What does making Ruesselsheim a center of global competence mean for all engineering in PSA Group?
We are very lucky. We have very strong engineering in Germany on one side, and very strong engineering in France on the other side, at the precise moment when we are faced with a very difficult challenge, which is to put Opel/Vauxhall back on the road map in terms of CO2 compliance. The teams from PSA and Opel completely rebuilt the product planning and technology strategy to put Opel on track to meet the European regulations by 2020. This is an outstanding achievement and demonstrates the collaboration between the French and German engineering teams.
The trend toward autonomy is taking control away from the driver, for better or worse. How do you keep the passion in the automotive business if you cannot drive the car yourself?
We are going to adapt the way you can use the car to enhance the experience. For example, when you are on the highway with a lot of traffic density, you are not enjoying the drive. Even if you are a racecar driver, you would prefer to be in autonomous mode so you could talk with your wife and children or look at your emails or read a magazine. The car will give you back quality time. Conversely, when you are on a small road on the countryside, you can drive the car yourself, and you will enjoy the experience and feel the rigor and the precision of your chassis, for example.
Consumer behavior with regards to automobile ownership and use is changing very fast, but at different rates in rural villages and big cities, and among continents and countries. How is PSA preparing for this?
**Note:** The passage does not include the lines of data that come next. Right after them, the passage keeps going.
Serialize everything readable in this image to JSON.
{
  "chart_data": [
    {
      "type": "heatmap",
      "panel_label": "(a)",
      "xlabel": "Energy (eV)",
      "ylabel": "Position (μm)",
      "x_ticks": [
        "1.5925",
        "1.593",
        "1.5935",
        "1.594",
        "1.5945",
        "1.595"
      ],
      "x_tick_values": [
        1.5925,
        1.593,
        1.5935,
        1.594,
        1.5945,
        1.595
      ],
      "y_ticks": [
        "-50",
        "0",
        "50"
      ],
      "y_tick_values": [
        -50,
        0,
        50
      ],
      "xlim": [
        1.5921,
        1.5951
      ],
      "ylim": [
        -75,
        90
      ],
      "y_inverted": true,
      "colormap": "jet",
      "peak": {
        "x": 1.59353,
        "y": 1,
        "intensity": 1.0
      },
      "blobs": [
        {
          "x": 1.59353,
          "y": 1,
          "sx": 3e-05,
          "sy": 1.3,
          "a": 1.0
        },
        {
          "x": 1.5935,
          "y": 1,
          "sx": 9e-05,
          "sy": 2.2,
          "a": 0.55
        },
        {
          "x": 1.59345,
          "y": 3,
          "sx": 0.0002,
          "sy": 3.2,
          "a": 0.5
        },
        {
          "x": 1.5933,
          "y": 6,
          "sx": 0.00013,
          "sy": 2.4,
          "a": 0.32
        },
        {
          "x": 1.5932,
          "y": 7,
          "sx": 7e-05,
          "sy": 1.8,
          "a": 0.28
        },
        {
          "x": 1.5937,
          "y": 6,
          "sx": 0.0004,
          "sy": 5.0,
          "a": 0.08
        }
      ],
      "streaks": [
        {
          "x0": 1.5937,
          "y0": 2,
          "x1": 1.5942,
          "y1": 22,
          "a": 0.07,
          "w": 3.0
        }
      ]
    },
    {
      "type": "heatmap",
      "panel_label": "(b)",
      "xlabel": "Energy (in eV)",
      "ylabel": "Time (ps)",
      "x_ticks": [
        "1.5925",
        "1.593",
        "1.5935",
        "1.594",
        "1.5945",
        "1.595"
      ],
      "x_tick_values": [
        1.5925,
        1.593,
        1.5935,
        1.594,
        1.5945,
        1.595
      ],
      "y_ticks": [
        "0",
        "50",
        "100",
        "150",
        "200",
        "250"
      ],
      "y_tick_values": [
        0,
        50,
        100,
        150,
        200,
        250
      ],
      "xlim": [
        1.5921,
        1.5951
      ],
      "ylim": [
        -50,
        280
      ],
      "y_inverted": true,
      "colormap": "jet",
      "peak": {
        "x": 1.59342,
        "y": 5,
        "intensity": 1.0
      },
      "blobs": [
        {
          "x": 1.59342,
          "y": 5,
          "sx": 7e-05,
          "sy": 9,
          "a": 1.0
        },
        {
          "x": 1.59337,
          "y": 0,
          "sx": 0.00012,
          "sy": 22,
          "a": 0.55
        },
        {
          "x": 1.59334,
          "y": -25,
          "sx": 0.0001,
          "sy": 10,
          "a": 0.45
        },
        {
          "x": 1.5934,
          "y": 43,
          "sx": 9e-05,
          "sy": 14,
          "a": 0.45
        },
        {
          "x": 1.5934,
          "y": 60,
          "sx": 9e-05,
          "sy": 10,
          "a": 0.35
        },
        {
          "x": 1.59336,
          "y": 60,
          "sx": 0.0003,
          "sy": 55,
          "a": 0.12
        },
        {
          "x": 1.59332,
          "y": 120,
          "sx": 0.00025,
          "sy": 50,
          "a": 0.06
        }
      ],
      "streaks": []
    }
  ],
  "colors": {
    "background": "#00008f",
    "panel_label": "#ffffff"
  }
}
The world is not moving in a homogeneous way. We will have to have different mobility devices for urban areas, the countryside and for long-distance travel. I believe that the market is going to continue to fragment, which also means that it makes sense for the PSA Group to have two legs: A cutting-edge, efficient carmaker from one side, a preferred mobility supplier from the other. The synergies are in the fact that we need to imagine the mobility devices that are going to meet expectations from different kinds of customers.
Do you think being a racecar driver gives you an edge in business?
It gives me the ability to have a good dialogue with many, many people in the company. When we test a car, for example, we can have a dialogue, saying this oversteers here, this understeers here, the steering is not linear enough, I would like less friction on the gearshift, or I would like the brakes to be a little more biting at the beginning of the stroke. If employees think that the top management level understands what they are doing, they will be even more motivated to unleash their own power and their own skills.
You have a background as an engineer. As a racer you’ve driven many different cars, in many different conditions and at many different tracks. How does that influence the development of your models?
To your big surprise, in a limited way. My job as a CEO is not to give engineers direction in the way they should tune the car, in the way they should do this or that. My job is to ensure that inside the company each person can unleash his full potential, and make sure that his creative power is full throttle. I try — and this is not always possible because I am so passionate about it — not to be directive because we are not making cars for me, we are making cars for consumers. Therefore, it would be counterproductive to think that I have the vision of what the car should be.